The GE Healthcare facility in Waukesha, Wisconsin recently performed CT scans on mummies — two from ancient Egypt and one from Peru, that are featured in an exhibit called “Mummies of the World,” which runs through May 30 at the Milwaukee Public Museum. Beyond just the novelty of it, the scans have a purpose — to help anthropologists at the Museum learn more about how the mummies lived and died.
This isn’t the first time the anthropologists have turned to GE Healthcare for assistance, and as GE’s CT imaging technology has improved, so too has their knowledge of the mummies’ history. One of the Egyptian mummies, named Djed-Hor, was first scanned in 1986. Then again in 2006, another scan using better technology revealed a silver dollar-sized hole in his skull, leading the anthropologists to conclude he had undergone a primitive form of brain surgery. Now they hope 3D imaging can confirm a new theory that Djed-Hor survived the horrific procedure, and even lived for a time afterwards.
“We’ve been doing this for 25 years with GE. Every time we’ve come out, it’s a different generation of technology, better imaging, better information, better ways and it’s faster too,” Milwaukee Public Museum head of Anthropology and History Carter Lupton told WISN.

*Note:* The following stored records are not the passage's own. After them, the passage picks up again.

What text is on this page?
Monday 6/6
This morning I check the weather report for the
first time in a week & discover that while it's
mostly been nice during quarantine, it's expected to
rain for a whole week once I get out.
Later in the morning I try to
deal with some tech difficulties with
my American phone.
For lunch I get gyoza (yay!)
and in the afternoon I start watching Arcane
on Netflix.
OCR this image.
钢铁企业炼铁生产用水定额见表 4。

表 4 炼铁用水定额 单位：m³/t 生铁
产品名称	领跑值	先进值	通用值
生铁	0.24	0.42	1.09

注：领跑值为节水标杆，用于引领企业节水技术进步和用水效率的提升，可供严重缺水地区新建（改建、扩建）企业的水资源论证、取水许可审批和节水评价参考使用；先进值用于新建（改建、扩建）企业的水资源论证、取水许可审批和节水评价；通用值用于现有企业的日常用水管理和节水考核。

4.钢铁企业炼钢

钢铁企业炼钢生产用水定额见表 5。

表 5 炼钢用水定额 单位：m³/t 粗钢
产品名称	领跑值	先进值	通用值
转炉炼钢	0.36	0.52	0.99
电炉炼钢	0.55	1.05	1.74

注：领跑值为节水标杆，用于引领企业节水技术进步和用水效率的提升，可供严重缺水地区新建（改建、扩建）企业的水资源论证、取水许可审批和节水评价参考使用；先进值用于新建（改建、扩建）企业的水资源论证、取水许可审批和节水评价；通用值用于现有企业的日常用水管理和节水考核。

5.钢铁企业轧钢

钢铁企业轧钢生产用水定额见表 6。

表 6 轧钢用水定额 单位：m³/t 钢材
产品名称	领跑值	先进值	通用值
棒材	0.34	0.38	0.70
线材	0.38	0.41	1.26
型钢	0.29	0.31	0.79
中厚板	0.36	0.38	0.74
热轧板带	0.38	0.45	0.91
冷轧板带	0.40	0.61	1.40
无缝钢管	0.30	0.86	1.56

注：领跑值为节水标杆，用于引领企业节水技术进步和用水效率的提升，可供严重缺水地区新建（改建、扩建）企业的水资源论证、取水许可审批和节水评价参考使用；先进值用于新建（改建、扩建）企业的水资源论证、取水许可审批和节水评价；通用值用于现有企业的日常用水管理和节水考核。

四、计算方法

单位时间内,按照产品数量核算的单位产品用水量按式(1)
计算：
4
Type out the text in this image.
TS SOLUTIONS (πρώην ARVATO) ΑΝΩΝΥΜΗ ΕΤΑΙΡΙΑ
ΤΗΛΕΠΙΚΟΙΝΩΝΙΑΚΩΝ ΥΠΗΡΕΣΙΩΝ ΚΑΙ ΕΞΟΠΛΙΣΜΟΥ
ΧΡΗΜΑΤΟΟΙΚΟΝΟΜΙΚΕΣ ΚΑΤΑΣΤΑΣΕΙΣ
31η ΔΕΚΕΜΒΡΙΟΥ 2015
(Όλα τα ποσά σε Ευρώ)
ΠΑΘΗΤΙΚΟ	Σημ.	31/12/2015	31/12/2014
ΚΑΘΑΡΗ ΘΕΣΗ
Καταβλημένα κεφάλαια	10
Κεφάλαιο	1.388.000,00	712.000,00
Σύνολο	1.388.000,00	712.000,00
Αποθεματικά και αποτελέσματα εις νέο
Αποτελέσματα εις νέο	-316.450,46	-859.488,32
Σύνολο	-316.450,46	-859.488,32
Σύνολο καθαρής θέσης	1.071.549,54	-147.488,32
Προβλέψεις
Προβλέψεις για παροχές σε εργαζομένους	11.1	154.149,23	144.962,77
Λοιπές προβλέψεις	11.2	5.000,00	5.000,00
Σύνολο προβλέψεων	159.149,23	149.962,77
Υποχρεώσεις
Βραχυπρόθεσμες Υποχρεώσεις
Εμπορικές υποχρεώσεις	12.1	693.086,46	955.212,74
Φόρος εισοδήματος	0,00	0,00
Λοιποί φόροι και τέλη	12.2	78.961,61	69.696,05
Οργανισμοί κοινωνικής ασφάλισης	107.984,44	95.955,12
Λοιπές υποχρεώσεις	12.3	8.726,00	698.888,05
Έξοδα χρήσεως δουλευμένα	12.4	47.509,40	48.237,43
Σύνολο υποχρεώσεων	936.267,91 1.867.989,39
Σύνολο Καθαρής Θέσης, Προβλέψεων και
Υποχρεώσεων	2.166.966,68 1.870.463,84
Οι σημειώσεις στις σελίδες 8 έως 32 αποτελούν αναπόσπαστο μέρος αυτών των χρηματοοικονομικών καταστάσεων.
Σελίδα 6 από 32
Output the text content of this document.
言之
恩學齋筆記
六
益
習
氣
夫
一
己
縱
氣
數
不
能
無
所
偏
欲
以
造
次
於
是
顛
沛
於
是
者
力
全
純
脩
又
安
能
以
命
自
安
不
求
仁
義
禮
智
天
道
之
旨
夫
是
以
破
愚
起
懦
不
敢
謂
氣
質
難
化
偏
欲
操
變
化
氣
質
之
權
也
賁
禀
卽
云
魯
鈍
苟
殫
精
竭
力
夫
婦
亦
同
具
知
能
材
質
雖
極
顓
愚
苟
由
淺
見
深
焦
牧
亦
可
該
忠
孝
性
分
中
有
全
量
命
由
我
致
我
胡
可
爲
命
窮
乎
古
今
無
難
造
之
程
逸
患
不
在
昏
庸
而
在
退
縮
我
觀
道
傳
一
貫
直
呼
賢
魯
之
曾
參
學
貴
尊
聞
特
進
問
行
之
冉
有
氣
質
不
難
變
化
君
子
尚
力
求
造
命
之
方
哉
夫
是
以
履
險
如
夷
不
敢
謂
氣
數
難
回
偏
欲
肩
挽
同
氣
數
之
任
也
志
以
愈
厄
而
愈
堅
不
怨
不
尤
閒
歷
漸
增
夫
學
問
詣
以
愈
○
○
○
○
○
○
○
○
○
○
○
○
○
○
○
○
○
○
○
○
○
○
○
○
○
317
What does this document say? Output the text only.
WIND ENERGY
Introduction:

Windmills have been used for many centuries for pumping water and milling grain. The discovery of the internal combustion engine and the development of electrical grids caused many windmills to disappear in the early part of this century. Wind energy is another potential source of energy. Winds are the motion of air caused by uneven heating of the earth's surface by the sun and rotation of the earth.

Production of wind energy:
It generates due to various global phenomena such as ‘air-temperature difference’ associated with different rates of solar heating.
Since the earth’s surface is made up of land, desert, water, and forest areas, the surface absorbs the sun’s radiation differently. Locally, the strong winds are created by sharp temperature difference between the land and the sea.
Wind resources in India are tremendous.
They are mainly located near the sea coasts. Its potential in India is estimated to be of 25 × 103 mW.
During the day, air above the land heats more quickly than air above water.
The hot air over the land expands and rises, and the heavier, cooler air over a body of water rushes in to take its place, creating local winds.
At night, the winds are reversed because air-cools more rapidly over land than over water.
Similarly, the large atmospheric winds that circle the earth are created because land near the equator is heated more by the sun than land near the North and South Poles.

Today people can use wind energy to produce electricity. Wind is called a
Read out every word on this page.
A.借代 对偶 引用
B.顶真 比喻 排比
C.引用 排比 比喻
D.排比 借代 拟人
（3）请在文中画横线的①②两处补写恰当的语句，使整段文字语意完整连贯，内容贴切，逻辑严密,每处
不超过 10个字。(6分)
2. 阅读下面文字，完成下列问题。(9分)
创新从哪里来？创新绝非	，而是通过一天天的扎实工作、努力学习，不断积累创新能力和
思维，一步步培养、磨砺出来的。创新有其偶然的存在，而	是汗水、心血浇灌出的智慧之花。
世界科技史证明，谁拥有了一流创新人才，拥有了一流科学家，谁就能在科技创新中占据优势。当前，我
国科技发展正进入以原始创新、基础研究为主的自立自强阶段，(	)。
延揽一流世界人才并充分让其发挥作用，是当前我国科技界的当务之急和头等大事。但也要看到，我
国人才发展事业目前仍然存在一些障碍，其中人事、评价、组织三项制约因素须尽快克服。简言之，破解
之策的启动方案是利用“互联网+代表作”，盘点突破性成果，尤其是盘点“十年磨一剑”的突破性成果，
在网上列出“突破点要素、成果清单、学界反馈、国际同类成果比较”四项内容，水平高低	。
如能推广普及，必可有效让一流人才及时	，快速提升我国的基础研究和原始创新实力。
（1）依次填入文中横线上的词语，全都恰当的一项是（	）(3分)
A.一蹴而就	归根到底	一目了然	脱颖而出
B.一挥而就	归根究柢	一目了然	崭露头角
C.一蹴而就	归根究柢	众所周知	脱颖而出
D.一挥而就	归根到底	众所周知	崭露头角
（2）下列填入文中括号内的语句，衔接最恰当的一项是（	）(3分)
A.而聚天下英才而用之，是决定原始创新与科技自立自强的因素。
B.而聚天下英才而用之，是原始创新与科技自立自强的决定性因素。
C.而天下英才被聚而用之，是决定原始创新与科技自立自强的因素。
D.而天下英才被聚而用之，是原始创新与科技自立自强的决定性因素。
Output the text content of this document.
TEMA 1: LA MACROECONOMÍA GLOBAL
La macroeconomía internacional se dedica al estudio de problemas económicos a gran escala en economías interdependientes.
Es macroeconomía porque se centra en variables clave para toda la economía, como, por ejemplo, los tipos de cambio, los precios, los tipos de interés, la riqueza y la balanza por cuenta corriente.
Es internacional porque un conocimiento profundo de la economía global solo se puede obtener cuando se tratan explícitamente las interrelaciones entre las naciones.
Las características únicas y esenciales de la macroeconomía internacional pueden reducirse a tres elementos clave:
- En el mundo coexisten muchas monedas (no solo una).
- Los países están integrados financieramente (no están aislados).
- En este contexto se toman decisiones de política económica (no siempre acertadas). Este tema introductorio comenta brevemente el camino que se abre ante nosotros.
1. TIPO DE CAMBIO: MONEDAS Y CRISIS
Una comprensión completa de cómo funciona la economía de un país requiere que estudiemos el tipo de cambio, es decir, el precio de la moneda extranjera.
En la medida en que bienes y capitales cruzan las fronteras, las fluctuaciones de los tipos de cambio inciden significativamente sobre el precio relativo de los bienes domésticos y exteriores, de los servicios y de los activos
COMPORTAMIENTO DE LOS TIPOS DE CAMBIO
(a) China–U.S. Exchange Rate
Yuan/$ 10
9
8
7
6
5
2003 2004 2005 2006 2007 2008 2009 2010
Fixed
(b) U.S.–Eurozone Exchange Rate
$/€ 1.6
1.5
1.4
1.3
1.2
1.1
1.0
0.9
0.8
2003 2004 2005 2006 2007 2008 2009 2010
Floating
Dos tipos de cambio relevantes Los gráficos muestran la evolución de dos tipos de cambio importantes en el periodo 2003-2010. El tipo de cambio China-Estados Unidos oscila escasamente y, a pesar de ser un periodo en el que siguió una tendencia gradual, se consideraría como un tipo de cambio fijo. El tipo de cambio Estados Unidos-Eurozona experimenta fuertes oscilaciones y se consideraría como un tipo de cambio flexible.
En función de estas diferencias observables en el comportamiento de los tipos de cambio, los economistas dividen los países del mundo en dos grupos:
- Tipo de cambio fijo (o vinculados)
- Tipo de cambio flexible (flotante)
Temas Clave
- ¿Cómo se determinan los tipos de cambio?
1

The key to GSI’s unique history-uncovering abilities lies in its imaging: It captures images using two different energy levels, enabling physicians to distinguish between different types of tissue. This technology lets doctors find details down to the smaller lesions on the patient’s body.
This is the second time during “Mummies of the World” that CT imaging has yielded new insights into the past. Another mummy from the exhibit, Veronica Orlovitz — a relatively young 241 year old woman who was recently discovered, fully preserved, during renovation work at a Hungarian church — was scanned by GE Healthcare in December. Scientists determined she had mostly likely died of tuberculosis, and was severely malnourished.